Exports grew only 0.3 percent month-on-month in May, following a 0.2 percent rise in April. Economists had forecast an increase of 0.6 percent.
At the same time, imports advanced 3.4 percent, reversing a 1.4 percent drop in the previous month. Exports were forecast to grow 0.4 percent.
As a result, the trade surplus fell to a 13-month low of EUR 12.6 billion from EUR 15.6 billion in the previous month. This was also below the expected level of EUR 15.4 billion.

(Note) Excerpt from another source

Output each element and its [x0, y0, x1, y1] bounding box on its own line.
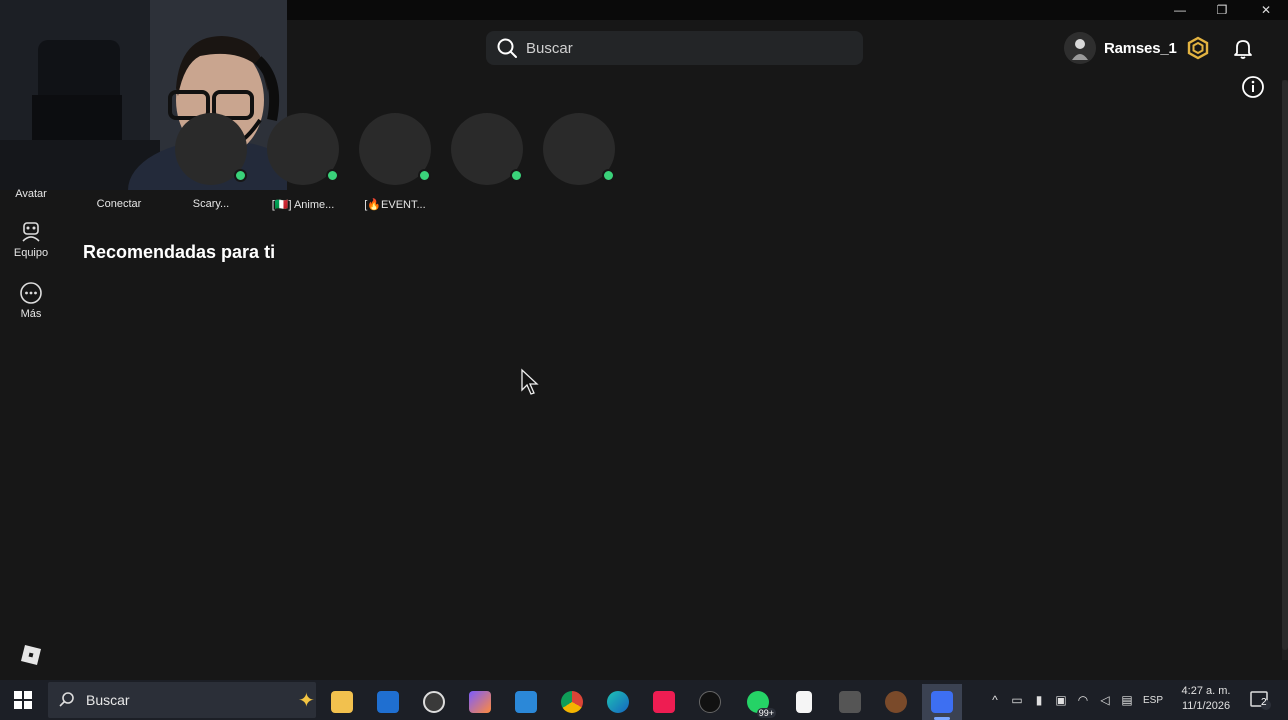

The export revival continues in Germany, albeit at a slower pace, but supply chain frictions could lead to more volatility in the months ahead, Carsten Brzeski, an ING economist, said.
Exports were 0.3 percent lower, while imports 9.4 percent higher than in February 2020, the month before restrictions were imposed due to the coronavirus pandemic in Germany.
On a yearly basis, exports surged 36.4 percent after increasing 47.6 percent in April. Likewise, imports climbed 32.6 percent in May, following a 33.6 percent rise a month ago. The annual growth was basically due to the low level of foreign trade in the comparison month.
The trade surplus rose to an unadjusted EUR 12.3 billion from EUR 7 billion in the same period last year.
Further, data showed that the current account surplus increased to EUR 13.1 billion from EUR 7.1 billion in the last year.
Exports to the euro area countries surged 40.2 percent and imports from those countries advanced 36.9 annually. Shipments to the United Kingdom were up 46.3 percent and imports from the UK gained 26.2 percent.